The PDS5 protein, formally Cohesin Associated Factor PDS5, is a fundamental component in human cells. It helps maintain cellular structure and manage genetic material. PDS5 contributes to fundamental cellular processes, ensuring genetic stability. Without it, cells struggle to maintain integrity and accurately pass on genetic information.
Understanding PDS5
PDS5 works with the cohesin complex, a larger molecular assembly. The cohesin complex consists of four main subunits: Smc1, Smc3, Scc1 (Rad21), and SA1 or SA2 (Scc3 or Stag). This complex forms a ring-like structure that holds sister chromatids together after DNA replication. PDS5 interacts with cohesin, binding to the Scc1 subunit, and its chromosomal presence depends on cohesin.
PDS5 is found predominantly in the cell’s nucleus. Humans have two versions, PDS5A and PDS5B, with overlapping and unique roles in regulating cohesin. PDS5 is a hook-like molecule with repeated structural motifs called HEAT repeats, important for protein interactions.
How PDS5 Orchestrates Cellular Processes
PDS5 plays a multifaceted role in cellular processes, extending beyond its association with cohesin. It ensures accurate chromosome segregation, regulates gene expression, and contributes to DNA repair mechanisms. PDS5 works with other proteins, like WAPL and Sororin, to modulate how long cohesin remains attached to chromosomes.
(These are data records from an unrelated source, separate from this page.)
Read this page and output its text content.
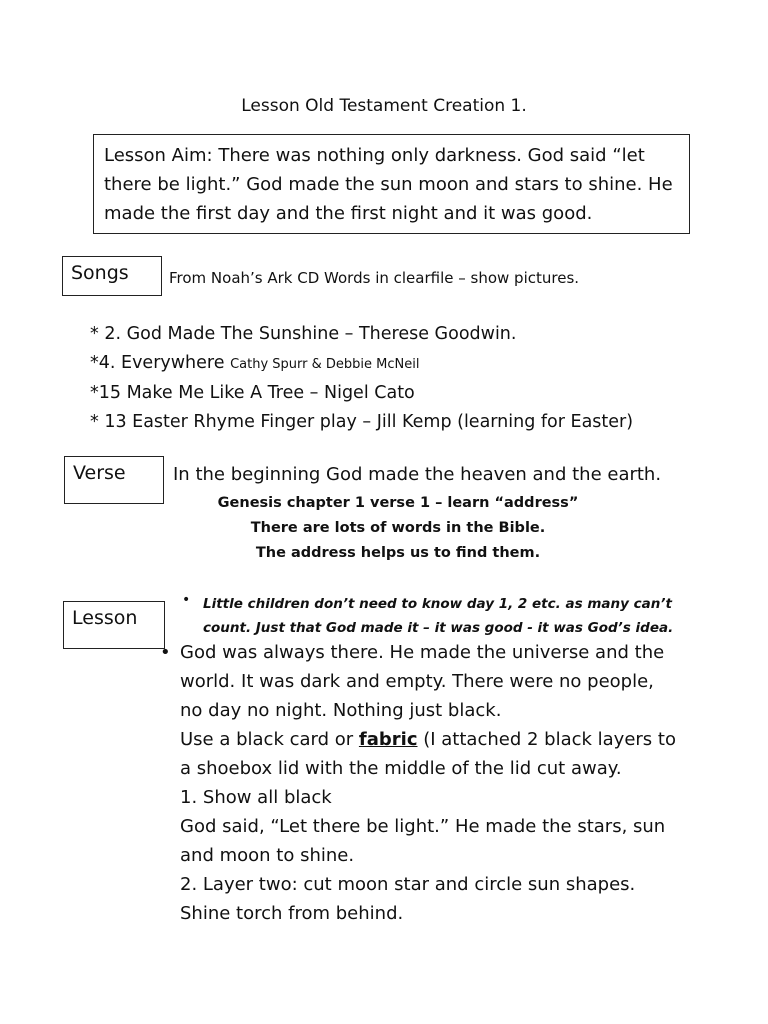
Lesson Old Testament Creation 1.
Lesson Aim: There was nothing only darkness. God said “let there be light.” God made the sun moon and stars to shine. He made the first day and the first night and it was good.
Songs	From Noah’s Ark CD Words in clearfile – show pictures.
* 2. God Made The Sunshine – Therese Goodwin.
*4. Everywhere Cathy Spurr & Debbie McNeil
*15 Make Me Like A Tree – Nigel Cato
* 13 Easter Rhyme Finger play – Jill Kemp (learning for Easter)
Verse	In the beginning God made the heaven and the earth.
Genesis chapter 1 verse 1 – learn “address”
There are lots of words in the Bible.
The address helps us to find them.
Lesson
• Little children don’t need to know day 1, 2 etc. as many can’t count. Just that God made it – it was good - it was God’s idea.
• God was always there. He made the universe and the
world. It was dark and empty. There were no people,
no day no night. Nothing just black.
Use a black card or fabric (I attached 2 black layers to
a shoebox lid with the middle of the lid cut away.
1. Show all black
God said, “Let there be light.” He made the stars, sun
and moon to shine.
2. Layer two: cut moon star and circle sun shapes.
Shine torch from behind.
The protein helps guarantee sister chromatid cohesion, keeping duplicated chromosomes linked until they separate during cell division. PDS5 influences cohesin stability on chromosomes, affecting its maintenance and efficient removal during mitosis. It promotes the acetylation of the Smc3 cohesin subunit, a modification that helps stabilize cohesin on chromatin following DNA replication.
PDS5 contributes to regulating gene expression by influencing the three-dimensional organization of the genome. It co-localizes with genomic architectural proteins like RAD21 and CTCF at DNA loop anchors. PDS5 can restrict the expansion of chromatin loops formed by cohesin, which bring distant parts of the genome together and influence gene activity. PDS5A and PDS5B regulate both shared and distinct sets of genes, impacting transcription through enhancer-promoter interactions.
The protein also contributes to DNA repair by protecting replication forks. When DNA replication stalls, PDS5 proteins recruit DNA repair proteins such as BRCA2, RAD51, and WRNIP1 to the stalled forks. Without PDS5, nascent DNA strands at unprotected forks can be degraded, compromising genome integrity.
The Impact of PDS5 on Health
When PDS5 does not function correctly, it can lead to various human health conditions, particularly developmental disorders and cancer. Mutations in genes encoding cohesin subunits or their regulators, including PDS5, are associated with cohesinopathies, a group of developmental disorders.
One notable cohesinopathy linked to PDS5 dysfunction is Cornelia de Lange Syndrome (CdLS). While mutations in NIPBL, SMC1A, and SMC3 are more commonly identified in CdLS, PDS5’s role as a cohesin regulator means its dysfunction can contribute to the syndrome’s symptoms. CdLS is characterized by distinctive facial features, growth and intellectual delays, and limb malformations. Altered gene expression from cohesin dysfunction, influenced by PDS5, is thought to underlie these developmental deficits.
PDS5 also has a role in cancer development and progression, primarily through its effects on genome stability and gene regulation. PDS5 proteins protect replication forks from degradation; defects can lead to genomic instability, a hallmark of many cancers. PDS5A is upregulated in some cancers, and its depletion can inhibit cell cycle progression. The protein’s involvement in regulating cohesin dynamics and chromatin structure suggests its dysregulation can contribute to uncontrolled cell growth.